Mohamad Badr is Director of Strategy and Head of Growth at Brand Lounge, based in Dubai. He sets out here his belief that a company’s business strategy should follow its brand strategy, and not the other way around.
As brand strategists, we are always seen as intruders on the business side of the equation. Business strategy, after all, is about the things a company can control and easily measure; it usually lays out a long-term game plan to achieve a specific set of goals. It is driven by market research, guides all resource allocations, defines the business model and way of working, and establishes the metrics by which a business measures its success. So, in short, it’s what a company does, how it does it, and where it does it.
The Brand, or the brand strategy precisely, is on the other hand seen as the game plan that ends up shaping the public image of the company, which minimizes the role and value of the key internal and external initiatives that have a direct impact on the commercial dimension. .
Lately I’ve come to see it differently and I know this may be considered unpopular opinion but here goes: I believe that a company’s business strategy should follow its brand strategy and not the other way around.
As a consultant working with clients from different backgrounds and within different industries, I have come to this conclusion after witnessing first hand how many companies struggle or fail because they run the company by emphasizing the internal workings and the financial performance of the company while ignoring the value that a brand can bring to them in terms of growth, development of culture, innovation and image.

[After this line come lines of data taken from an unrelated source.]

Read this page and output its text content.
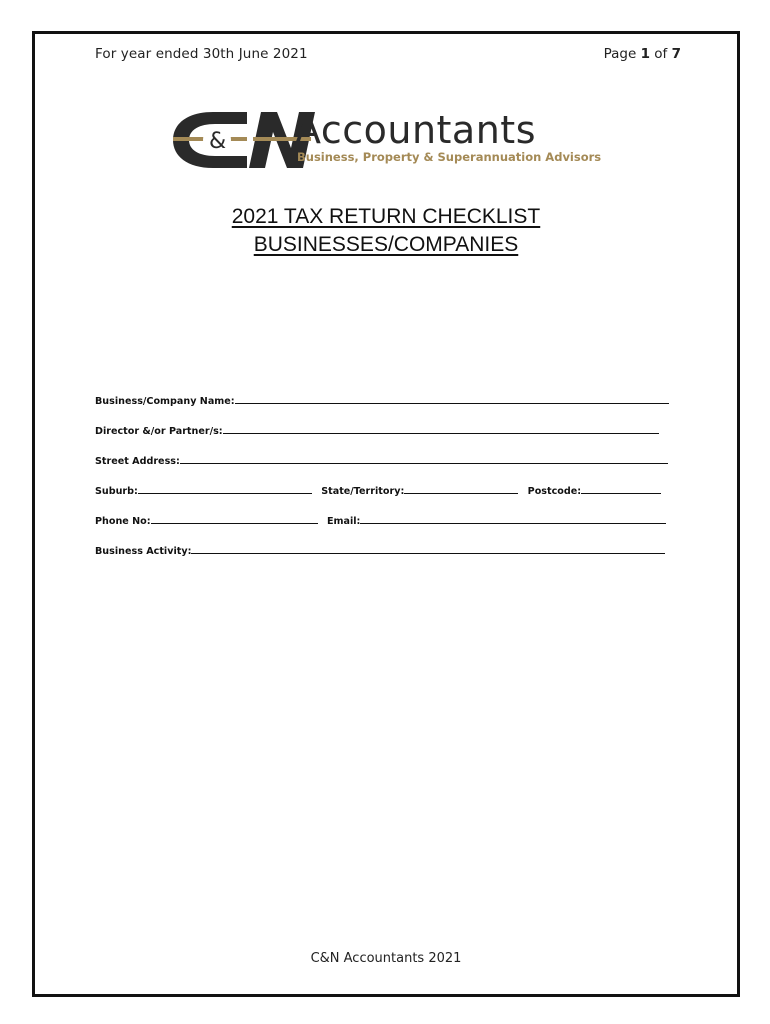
For year ended 30th June 2021	Page 1 of 7
& Accountants
Business, Property & Superannuation Advisors
2021 TAX RETURN CHECKLIST
BUSINESSES/COMPANIES
Business/Company Name:
Director &/or Partner/s:
Street Address:
Suburb:	State/Territory:	Postcode:
Phone No:	Email:
Business Activity:
C&N Accountants 2021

If you only focus on the business side (even if you have the most innovative products, services, or solutions), you won’t be able to connect with the right audience and control your perception the way you want.
Any solid brand strategy will first answer the golden question “Why do you exist?” and why is it important for your customers and stakeholders? Meanwhile, the business strategy will ask questions about how this goal and the overarching goal or ambition could be achieved.
Brand strategy (and how we approach it at Brand Lounge) is a multidimensional framework that goes beyond information about market conditions and how to respond to them. It’s a total experience that attracts new customers, builds loyalty and enhances a company’s reputation in the eyes, minds and hearts of all stakeholders.
A strong, well-designed brand strategy drives demand and ensures better customer retention while maximizing overall business value.
But consider the other scenario, what if you start a new business? Or are you launching a new product or service or do you have a revolutionary idea? The implications of what I am stating are radical in my opinion.
If you start simply by developing a strong business model, investing in the technology and capabilities you think you need to make a unique contribution to the market, you can catch the attention of a customer or two. But I can guarantee you’ll struggle to connect and capture the attention of a large and demanding audience that judges businesses emotionally and functionally.
However, if you start by uncovering your true purpose as a business, identifying the real reason you exist beyond making money, why customers need to buy into your brand, and to your story and your offerings, your chances of creating a successful business and business strategy will multiply.
Before spending hours and days developing your business plan, ask yourself these questions that influence your customer experience:
- Who are you targeting?
- Why should they care?
- What do they really need from you now?
- And how can you meet their needs better than the competition?
Answering these questions honestly and transparently should be your first priority. When you really know why you exist as a brand and a business, and you’ve decided how you’ll serve your real customers better than anyone else, you’ll be ready to write a business plan that makes your projections — and those of your customers. dreams – a reality.